In 2013, HMRC began setting up a new Customs Declaration Service (CDS) aimed at replacing the current system, which each year oversees the collection of £34bn ($43.9bn) in duties from non-EU countries.

However, Britain's decision to leave the EU, and consequently its customs union, could delay the implementation of the new regime. The National Audit Office (NAO) warned significant work was needed to complete the new CDS system by the scheduled date of January 2019.

"There is a risk that HMRC will not have the full functionality and scope of CDS in place by March 2019 when the UK plans to leave the EU," the NAO said in the report published on Thursday (13 July).

"In 2015 nearly £700bn of goods crossed the border.

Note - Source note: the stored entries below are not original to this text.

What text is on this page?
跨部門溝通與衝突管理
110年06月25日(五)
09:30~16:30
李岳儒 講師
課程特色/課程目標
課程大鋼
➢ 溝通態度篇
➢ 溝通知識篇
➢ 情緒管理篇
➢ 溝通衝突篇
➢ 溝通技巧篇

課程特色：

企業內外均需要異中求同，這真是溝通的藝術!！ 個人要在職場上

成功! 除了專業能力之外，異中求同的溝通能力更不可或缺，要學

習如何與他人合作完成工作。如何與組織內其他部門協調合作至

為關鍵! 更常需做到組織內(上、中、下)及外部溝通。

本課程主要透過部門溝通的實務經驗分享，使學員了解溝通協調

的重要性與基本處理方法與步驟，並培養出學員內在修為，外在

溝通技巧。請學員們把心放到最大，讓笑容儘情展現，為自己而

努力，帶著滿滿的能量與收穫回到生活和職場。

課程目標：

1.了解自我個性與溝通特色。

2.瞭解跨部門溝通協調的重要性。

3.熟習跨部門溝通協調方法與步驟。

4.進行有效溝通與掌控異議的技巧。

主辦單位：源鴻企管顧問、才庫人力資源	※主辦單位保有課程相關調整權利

The continued smooth operation of these crossings is critical to the UK economy.

"The programme is [...] currently operating with some uncertainty due to the unknown outcome of the UK/EU negotiations, and no changes have yet been made to the scope of the CDS programme following the UK's decision to leave the EU."

In its report, NAO warned any changes needed because of Brexit could lead to further delays and higher costs but HMRC insisted the new CDS would be delivered in time.

"We took the decision to bring in a new declaration system before the EU referendum, but the service remains fully capable of dealing with how the UK's exit from the EU will impact on customs declarations at the border," a spokesman for Britain's tax department said.

In 2015-16, Britain's customs union processed around £55bn worth of imports and exports declarations and HMRC forecast the figure would surge to £255bn once the UK exits the EU.

Businesses said the findings contained in the report were worrying and urged the government to set up a contingency plan.

"It's extremely concerning that the UK's new customs system may not be ready in time for Brexit, potentially resulting in massive delays to trade and leaving thousands of businesses in the lurch," said Mike Cherry, national chairman of the Federation of Small Businesses.